South Korea has suspended crude oil imports from Kazakhstan via the Caspian Pipeline Consortium (CPC), which yields the CPC Blend of crude oil made with Kazakh oil. No deliveries were made in February due to the Houthi attacks on ships in the Red Sea, according to a report by Standard & Poors (S&P). Against this backdrop, South Korea decided instead to increase purchases of West Texas Intermediate (WTI) crude from the U.S.
“Local refiners consider the logistics of buying light, low-sulfur crude from Kazakhstan too costly and inefficient amid ongoing security concerns in the Red Sea,” analysts from S&P wrote. A crude manager at one South Korea’s two largest refineries commented: “Logistics to deliver CPC Blend have become very difficult because there are fewer ships in the Red Sea area, and delivery costs are still trending upward due to rising insurance premiums.”

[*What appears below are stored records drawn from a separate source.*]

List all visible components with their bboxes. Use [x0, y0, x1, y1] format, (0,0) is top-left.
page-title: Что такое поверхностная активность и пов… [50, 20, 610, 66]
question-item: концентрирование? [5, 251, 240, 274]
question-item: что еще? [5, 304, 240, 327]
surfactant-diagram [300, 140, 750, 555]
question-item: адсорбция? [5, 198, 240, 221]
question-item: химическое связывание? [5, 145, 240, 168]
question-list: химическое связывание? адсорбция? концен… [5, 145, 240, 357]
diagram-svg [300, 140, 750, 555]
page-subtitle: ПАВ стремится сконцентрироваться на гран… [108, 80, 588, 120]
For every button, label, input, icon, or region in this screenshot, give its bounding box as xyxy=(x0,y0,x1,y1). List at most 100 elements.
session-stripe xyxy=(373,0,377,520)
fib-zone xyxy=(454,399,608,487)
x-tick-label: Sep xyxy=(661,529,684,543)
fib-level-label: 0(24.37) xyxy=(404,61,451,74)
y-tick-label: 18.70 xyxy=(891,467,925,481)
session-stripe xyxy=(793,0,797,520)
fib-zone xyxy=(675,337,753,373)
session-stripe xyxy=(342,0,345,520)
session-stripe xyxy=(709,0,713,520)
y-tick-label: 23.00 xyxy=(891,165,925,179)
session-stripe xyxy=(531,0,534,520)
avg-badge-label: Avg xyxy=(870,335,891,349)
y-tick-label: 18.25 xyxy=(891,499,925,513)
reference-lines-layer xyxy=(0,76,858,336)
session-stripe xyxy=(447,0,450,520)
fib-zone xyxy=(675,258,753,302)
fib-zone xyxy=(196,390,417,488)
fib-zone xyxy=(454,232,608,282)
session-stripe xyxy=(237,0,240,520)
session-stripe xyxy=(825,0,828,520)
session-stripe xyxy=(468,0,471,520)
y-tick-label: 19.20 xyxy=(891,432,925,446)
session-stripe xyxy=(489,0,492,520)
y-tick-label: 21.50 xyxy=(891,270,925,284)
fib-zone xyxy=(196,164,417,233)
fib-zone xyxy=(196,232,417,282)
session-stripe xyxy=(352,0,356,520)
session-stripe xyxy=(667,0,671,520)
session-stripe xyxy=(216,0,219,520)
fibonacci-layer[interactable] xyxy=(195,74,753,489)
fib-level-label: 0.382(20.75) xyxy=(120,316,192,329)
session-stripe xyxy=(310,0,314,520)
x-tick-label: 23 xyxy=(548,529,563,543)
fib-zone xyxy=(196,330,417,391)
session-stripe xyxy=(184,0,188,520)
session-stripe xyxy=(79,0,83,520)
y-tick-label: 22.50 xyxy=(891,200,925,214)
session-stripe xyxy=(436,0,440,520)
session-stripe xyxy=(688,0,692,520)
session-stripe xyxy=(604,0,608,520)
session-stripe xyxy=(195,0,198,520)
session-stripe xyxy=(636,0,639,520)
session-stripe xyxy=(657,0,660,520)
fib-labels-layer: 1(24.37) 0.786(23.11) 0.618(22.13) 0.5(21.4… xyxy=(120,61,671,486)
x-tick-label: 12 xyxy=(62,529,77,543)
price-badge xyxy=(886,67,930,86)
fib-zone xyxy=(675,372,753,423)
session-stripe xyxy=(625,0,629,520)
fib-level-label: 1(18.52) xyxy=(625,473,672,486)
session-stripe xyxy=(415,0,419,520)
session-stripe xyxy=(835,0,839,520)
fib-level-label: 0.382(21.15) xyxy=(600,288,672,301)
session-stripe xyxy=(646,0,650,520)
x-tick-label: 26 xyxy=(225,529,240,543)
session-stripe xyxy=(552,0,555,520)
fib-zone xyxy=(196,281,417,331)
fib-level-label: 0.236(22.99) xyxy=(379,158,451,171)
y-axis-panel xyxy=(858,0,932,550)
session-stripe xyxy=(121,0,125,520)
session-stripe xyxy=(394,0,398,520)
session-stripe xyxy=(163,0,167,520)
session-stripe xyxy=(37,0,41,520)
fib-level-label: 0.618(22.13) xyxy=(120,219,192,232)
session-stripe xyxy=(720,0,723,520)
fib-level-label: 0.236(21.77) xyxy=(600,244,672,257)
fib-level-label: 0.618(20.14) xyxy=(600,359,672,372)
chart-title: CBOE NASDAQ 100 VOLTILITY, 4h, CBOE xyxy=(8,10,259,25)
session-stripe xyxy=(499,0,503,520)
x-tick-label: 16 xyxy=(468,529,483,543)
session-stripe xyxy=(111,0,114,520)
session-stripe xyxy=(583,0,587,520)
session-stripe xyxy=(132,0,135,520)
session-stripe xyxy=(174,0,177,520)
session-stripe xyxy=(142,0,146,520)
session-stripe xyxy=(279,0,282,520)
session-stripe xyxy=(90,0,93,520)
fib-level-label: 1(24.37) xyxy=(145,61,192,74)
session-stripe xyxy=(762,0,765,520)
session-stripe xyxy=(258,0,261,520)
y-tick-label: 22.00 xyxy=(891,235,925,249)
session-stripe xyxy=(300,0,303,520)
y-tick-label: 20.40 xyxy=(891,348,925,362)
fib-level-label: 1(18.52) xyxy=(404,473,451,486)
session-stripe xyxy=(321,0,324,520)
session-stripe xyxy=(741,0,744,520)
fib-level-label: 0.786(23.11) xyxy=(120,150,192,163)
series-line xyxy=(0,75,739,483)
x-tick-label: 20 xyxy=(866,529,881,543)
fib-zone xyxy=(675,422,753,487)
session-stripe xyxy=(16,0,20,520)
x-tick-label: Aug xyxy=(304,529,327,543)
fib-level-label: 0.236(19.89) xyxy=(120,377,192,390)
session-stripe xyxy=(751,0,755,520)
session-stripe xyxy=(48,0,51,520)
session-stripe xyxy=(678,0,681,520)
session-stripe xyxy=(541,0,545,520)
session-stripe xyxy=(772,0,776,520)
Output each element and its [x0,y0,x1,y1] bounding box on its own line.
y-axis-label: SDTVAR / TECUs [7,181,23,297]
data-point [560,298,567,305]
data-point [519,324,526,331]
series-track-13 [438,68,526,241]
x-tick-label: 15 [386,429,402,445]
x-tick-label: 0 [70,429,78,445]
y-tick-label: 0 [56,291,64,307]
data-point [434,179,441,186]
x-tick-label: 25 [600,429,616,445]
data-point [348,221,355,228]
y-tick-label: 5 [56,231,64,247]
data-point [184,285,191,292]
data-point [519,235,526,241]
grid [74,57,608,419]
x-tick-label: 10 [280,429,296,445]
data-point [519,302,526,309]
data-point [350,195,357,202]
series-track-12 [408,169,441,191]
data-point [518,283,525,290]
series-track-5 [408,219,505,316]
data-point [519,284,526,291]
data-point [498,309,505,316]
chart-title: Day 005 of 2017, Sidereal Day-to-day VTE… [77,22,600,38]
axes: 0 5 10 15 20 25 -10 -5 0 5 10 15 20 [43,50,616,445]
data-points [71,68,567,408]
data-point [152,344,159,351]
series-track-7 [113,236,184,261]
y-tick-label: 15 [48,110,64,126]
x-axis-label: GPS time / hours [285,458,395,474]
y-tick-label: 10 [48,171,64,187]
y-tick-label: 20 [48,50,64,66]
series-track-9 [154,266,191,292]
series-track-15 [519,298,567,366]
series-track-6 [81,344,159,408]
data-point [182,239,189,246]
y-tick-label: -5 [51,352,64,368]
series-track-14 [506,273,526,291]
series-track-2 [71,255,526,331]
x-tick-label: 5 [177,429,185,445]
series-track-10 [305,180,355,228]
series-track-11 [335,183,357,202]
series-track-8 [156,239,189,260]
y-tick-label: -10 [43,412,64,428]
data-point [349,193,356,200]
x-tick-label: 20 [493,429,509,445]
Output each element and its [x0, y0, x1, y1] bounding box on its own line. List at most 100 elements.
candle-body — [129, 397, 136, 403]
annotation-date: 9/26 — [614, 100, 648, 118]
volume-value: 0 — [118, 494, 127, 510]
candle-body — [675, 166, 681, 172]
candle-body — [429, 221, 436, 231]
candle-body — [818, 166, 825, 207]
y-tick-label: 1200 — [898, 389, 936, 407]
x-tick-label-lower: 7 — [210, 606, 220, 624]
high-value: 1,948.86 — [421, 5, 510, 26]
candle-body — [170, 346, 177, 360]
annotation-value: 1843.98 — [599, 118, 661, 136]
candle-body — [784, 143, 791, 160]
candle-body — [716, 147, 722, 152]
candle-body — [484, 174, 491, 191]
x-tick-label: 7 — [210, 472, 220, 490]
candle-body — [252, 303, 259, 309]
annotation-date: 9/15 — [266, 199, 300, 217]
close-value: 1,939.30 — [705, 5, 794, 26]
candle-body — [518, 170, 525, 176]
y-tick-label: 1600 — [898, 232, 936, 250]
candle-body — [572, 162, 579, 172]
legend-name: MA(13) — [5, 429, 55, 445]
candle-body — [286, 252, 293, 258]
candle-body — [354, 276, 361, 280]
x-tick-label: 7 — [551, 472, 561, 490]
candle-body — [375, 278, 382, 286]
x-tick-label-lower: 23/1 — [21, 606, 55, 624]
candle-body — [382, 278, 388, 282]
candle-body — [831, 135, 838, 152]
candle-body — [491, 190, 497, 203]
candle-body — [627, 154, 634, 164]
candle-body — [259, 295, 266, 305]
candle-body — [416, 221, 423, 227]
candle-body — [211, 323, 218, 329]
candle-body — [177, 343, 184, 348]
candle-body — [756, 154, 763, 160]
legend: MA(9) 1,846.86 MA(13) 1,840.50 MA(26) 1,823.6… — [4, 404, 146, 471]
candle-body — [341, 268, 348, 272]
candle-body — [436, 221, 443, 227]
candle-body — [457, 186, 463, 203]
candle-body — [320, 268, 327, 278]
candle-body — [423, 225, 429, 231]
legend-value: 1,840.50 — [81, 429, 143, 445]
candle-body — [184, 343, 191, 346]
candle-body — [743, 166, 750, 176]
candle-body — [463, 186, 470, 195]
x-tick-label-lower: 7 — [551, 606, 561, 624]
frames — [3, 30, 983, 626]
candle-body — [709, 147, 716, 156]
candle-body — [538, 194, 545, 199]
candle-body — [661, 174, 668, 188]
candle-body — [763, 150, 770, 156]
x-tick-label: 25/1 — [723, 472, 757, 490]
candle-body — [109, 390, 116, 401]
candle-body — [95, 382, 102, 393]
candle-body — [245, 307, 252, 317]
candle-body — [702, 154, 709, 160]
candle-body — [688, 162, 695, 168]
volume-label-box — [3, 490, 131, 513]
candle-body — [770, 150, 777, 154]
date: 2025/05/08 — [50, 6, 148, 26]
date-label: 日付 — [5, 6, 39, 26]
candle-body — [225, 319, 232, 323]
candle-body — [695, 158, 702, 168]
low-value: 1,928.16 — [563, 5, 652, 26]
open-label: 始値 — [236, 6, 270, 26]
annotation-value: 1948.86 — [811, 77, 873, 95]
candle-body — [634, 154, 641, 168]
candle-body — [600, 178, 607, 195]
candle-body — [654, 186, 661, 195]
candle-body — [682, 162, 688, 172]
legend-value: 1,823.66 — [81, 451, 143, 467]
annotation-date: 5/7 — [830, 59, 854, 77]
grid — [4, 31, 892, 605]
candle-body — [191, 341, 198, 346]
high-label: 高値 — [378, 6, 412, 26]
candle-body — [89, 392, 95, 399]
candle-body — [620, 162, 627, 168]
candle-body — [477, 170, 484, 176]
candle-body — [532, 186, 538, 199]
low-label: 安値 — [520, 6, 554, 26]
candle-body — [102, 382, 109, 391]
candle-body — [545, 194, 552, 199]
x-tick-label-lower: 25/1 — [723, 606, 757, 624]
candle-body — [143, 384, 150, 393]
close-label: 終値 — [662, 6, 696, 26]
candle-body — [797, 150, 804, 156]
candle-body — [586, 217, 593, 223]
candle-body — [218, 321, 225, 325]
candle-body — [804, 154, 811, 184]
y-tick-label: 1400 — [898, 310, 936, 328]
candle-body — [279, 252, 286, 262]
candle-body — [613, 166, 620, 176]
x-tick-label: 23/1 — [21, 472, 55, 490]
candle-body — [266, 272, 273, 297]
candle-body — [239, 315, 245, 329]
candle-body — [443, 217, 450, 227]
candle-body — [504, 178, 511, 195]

South Korea is one of the main importers of Kazakhstan’s CPC Blend crude as local refiners have favored light, low-sulfur crude with high middle-distillate yields and consumption averaging about 3-5 million barrels per month over the past decade. According to Korea’s National Oil Corporation, zero oil shipments from Kazakhstan were recorded for the first time since October 2020.
CPC Blend crude is first delivered from the refineries to the Russian Black Sea port of Novorossiysk via the Tengiz-Black Sea pipeline — and then shipped via the Suez Canal to South Korean ports. However, according to refineries, since 2023 CPC Blend oil for South Korea has been delivered bypassing the Suez Canal, via a longer route around South Africa’s Cape of Good Hope.
According to analysts from the Korean Petroleum Association in Seoul, refineries in South Korea will significantly reduce their future purchases of Kazakh CPC Blend.